I would pull back the plunger, and the first ball I played with would kind of loll around while I got used to working the flippers. In therapy, this is like the introduction and small talk and settling into the space.
Then as I get used to the flippers, I’m using a different part of my brain. I’m trying to figure out where to aim the ball. In therapy, this is when I flit from one topic to the next as I work to figure out what’s important to talk about or to experience in that session.
And eventually I have a real feel for the game. My conscious mind isn’t working so hard now. I’m allowing the game to just happen. As I get in the zone, I think I know what part of the machine I am aiming for, and how hard to hit the flippers, and how to time it just right. In therapy this is when I feel safe with the therapist, and in the space that we are sharing.
And you know how at an arcade sometimes there will be a kid hanging around as you play? And they are cheering you on and trying to help you by telling you what you could do differently to get a higher score? In therapy, this is when the therapist helps me by seeing how I can be my best me, and by showing me things that I might not have noticed, or giving me strategies that I hadn’t thought to try.
But I always run out of pinballs no matter what. And there’s always someone standing behind me, waiting for their turn to play. In therapy, this is when my allotted appointment time has elapsed, and the next person is waiting their turn.
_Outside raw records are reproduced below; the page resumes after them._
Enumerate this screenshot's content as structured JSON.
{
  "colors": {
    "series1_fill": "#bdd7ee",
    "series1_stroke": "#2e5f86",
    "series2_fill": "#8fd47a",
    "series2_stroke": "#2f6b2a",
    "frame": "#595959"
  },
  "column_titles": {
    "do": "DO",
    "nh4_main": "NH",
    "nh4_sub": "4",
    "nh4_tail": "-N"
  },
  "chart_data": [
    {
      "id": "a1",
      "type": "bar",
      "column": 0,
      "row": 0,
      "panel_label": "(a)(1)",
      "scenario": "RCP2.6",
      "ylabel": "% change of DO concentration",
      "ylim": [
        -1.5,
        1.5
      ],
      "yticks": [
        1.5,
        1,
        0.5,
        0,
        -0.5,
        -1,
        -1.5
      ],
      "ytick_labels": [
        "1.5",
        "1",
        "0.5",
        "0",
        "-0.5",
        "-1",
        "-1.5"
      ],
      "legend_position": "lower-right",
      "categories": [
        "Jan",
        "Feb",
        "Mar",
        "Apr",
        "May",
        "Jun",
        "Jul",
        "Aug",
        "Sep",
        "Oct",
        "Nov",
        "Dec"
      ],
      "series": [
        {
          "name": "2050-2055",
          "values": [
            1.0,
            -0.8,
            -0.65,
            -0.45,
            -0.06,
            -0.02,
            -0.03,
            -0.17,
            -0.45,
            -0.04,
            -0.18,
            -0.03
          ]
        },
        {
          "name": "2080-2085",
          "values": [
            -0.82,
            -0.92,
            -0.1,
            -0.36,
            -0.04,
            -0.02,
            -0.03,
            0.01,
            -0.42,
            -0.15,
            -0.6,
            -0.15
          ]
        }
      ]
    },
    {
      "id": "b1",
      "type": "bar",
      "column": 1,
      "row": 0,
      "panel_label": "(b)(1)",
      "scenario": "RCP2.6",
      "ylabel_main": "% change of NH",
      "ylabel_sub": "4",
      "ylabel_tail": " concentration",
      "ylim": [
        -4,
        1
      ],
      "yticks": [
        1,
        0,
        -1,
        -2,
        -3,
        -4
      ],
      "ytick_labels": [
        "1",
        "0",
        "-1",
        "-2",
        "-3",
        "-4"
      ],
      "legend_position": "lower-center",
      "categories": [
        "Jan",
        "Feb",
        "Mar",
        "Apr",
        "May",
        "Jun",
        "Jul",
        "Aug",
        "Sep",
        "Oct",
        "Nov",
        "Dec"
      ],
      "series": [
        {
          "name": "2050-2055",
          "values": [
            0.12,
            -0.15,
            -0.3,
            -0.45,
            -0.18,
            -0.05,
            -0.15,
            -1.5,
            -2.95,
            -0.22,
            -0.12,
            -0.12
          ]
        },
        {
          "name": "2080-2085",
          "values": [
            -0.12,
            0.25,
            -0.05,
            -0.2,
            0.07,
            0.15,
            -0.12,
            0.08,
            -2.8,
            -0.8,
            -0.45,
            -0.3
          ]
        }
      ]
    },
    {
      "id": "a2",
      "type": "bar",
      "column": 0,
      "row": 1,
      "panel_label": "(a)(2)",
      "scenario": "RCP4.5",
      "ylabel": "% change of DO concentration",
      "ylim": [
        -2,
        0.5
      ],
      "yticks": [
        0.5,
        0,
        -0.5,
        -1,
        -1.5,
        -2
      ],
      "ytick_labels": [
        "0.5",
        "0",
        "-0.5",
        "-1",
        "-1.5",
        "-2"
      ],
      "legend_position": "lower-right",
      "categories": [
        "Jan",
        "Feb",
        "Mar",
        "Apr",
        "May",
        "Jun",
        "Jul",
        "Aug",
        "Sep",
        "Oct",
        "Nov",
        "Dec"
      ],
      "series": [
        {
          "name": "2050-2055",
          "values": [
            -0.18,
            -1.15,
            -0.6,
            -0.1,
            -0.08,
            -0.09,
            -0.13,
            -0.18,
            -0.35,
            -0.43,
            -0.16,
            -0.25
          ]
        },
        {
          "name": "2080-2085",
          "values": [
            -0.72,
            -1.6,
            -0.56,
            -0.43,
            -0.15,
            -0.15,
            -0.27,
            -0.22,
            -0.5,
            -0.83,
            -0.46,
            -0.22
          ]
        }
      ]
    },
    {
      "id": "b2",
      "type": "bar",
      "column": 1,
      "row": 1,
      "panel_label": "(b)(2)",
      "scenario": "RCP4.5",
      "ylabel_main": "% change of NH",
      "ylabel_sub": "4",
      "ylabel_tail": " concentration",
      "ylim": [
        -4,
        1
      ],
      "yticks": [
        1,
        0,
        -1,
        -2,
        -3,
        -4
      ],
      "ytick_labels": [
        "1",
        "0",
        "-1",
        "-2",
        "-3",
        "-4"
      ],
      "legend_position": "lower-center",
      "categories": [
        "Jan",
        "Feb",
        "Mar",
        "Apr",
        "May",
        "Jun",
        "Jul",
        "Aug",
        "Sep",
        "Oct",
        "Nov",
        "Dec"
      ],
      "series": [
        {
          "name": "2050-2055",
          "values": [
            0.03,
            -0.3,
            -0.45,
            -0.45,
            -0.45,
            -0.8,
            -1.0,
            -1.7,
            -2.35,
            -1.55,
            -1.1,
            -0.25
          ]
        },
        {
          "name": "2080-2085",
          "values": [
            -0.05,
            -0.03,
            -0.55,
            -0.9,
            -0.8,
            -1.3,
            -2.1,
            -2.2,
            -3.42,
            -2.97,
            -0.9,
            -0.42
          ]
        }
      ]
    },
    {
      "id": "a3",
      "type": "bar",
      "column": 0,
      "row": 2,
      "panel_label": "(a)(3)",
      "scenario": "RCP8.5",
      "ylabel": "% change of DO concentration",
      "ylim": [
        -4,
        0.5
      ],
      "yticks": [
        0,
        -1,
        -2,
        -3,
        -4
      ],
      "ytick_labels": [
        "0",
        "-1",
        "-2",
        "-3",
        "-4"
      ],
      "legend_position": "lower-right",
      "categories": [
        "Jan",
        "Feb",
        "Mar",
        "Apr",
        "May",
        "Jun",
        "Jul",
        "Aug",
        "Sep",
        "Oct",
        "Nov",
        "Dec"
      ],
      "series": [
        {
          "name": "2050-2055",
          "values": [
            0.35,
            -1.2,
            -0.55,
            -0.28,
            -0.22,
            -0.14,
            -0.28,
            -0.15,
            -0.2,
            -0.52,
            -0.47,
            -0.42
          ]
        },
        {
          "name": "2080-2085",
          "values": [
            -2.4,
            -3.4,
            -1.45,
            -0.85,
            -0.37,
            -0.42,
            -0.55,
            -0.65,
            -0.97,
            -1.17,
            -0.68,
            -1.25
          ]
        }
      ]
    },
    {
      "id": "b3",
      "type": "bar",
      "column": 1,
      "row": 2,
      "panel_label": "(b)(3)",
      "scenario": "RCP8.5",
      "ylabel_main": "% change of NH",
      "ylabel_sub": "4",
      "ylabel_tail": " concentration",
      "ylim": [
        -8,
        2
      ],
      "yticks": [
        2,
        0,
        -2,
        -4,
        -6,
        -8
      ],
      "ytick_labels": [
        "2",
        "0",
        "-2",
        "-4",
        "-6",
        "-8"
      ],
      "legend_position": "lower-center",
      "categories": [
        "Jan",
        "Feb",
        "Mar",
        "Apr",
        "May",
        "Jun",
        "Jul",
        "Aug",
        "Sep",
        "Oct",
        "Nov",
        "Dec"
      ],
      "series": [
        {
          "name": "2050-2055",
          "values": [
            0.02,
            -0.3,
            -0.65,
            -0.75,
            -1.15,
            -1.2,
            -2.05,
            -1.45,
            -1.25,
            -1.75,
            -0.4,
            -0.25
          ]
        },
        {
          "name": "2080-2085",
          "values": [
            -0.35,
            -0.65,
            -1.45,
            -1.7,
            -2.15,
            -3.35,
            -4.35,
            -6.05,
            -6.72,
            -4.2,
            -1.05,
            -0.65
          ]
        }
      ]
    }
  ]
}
I suppose that even though it feels like I could play pinball forever, I would eventually fatigue from it. That’s the same with therapy. I do feel like I could do more than the session time allotted – but I don’t think I could actually do as long as I like to believe I could. It’s that whole thing I have about needing to complete things. Like I could sit down and say “Right, let’s just get all of this sorted out now” and in a day? (or a week or a month?), I would have gotten everything out of my system and I would be a clean slate with all of the answers I have been seeking. And I would go on to live the life of my dreams without any more of the shit holding me back.
Okay, let’s leave fantasy land behind and get back to pinball. How do I get my highest possible score? By hitting lots of smaller, but easier to hit targets – or by aiming for the big one? I don’t know that there is a definite answer to this one.
But when it comes to therapy, I do know that I won’t always want or even need to hit a big target. And sometimes it’s actually too much on my psyche to hit big targets every time. And unlike pinball, sometimes in therapy, those seemingly small topics I’ve discussed lead to big gains that aren’t always obvious until there’s been time to metabolize them.
I’m just glad that I’ve got a stack of coins so I can keep playing. I’m so grateful that the kids that are standing by the machine cheering me on actually know what they’re doing. They know that this machine operates a little differently than most. That it’s more sensitive, and it has its quirks, but once you get to know how to play with it, it’s actually a lot more fun because it’s different. It’s more challenging. But also more rewarding.
So I keep showing up. I keep learning about this machine. And even though I might not get a higher score with each game I play, I am on the whole, improving.